At some point, all software will become out of date and obsolete. When it reaches this stage, a recommendation from the UK National Cybersecurity Centre, the equivalent of The European Union Agency for Cybersecurity (ENISA), is that it should not be used. The organization acknowledges that this isn’t always possible, but they highlight the problems of using obsolete software as follows:
- The software will no longer receive security updates from its developers, increasing the likelihood that exploitable vulnerabilities will become known by attackers
- The latest security mitigations are not present in older software, increasing the impact of vulnerabilities, making exploitation more likely to succeed, and making detection of any exploitations more difficult.
In combination, these issues mean that high-impact security incidents become more likely to occur, including malware that’s developed to exploit ‘wormable’ vulnerabilities, which can cause catastrophic consequences across an entire organization.
Most large organizations understand that software and hardware have a shelf life and are keen to build a hardware replacement strategy into annual budgets to mitigate any unnecessary risk. This creates an opportunity for maintenance providers to support their client when looking to upgrade to newer technologies.
For organizations that don’t have a lifecycle management program in place, this offers a security system integrator the opportunity to proactively support its customers and advise when a technology refresh will be needed. This allows planning time for budgets to be allocated and projects to be secured to maintain the security integrity of the systems deployed.

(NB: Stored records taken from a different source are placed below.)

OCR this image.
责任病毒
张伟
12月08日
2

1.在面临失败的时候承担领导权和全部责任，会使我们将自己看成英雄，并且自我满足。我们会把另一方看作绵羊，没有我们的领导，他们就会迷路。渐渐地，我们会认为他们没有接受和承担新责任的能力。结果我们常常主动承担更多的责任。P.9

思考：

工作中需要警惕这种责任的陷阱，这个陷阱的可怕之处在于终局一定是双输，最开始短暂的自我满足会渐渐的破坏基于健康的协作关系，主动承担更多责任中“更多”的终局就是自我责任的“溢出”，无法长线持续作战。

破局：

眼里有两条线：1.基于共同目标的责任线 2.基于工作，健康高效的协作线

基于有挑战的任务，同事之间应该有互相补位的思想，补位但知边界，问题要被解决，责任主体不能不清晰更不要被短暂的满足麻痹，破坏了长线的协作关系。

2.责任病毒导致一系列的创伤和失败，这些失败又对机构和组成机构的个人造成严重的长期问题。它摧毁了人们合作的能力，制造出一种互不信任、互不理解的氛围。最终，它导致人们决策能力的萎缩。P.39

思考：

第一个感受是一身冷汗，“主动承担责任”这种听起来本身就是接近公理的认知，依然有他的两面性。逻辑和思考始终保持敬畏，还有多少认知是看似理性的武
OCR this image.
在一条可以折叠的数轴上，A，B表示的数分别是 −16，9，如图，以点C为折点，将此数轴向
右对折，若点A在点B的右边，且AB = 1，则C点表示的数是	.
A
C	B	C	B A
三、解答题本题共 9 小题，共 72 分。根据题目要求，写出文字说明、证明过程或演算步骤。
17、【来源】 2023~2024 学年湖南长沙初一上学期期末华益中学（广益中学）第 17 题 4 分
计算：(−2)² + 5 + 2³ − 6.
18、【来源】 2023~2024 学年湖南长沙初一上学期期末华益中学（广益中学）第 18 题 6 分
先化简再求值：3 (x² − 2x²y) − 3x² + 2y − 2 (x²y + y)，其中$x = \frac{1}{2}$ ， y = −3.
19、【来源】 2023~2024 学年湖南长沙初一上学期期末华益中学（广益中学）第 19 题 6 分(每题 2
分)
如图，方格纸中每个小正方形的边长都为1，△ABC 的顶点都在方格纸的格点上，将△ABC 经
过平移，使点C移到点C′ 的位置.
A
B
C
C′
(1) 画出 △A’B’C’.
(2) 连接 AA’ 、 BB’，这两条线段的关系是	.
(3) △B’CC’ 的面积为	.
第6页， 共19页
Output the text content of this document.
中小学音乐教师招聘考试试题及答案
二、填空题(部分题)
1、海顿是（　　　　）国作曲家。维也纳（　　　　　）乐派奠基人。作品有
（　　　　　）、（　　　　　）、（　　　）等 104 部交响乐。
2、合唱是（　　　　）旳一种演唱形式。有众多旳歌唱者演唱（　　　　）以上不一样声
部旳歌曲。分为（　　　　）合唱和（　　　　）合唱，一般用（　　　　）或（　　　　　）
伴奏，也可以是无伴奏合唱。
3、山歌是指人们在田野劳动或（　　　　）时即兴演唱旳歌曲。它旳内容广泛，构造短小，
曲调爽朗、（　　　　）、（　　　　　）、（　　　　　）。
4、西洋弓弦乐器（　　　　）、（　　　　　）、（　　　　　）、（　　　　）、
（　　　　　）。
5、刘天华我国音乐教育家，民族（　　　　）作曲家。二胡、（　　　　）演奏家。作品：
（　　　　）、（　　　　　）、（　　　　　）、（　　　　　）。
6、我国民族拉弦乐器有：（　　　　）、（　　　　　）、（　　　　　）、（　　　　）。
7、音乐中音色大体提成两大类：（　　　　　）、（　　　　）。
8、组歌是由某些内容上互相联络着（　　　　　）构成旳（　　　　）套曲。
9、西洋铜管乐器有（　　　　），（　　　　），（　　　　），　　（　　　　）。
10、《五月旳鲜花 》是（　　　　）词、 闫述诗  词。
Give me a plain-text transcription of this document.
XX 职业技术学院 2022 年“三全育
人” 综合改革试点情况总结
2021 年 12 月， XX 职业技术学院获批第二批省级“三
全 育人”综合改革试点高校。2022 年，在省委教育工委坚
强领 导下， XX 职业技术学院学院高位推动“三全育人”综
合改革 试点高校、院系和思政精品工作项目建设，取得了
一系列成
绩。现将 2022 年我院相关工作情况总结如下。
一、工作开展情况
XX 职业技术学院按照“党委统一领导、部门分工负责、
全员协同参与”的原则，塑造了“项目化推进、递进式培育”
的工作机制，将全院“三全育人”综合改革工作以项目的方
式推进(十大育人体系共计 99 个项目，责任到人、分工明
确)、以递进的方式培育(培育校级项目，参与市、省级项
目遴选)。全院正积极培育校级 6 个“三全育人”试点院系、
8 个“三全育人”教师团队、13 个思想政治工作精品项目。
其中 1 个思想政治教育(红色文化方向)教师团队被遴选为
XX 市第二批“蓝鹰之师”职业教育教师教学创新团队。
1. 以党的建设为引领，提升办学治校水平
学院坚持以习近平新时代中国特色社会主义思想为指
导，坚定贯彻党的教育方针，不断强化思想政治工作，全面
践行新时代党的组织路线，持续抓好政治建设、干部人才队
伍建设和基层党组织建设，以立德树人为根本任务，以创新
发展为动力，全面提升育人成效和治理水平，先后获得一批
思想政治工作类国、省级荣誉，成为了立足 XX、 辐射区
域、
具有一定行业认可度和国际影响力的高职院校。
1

Demonstrate your cybersecurity support
The topics of Cybersecurity and GDPR compliance is high on the agenda of most, if not all, end users. Being able to demonstrate your awareness and understanding of these challenges and how you plan to support your clients with their cybersecurity strategy can only help to positively differentiate your offer.
By utilizing the free tools that Axis provides, you will not only safeguard your customers when looking at the risks posed by cyberattacks and data breaches, but you can become a trusted advisor and partner. The Axis tools will enable you to support customers with replacement strategies for EOS equipment and allow the security and IT functions to plan accurate budgets in advance. For you, it can provide better visibility of future projects and lead to an increased number of service and maintenance contracts.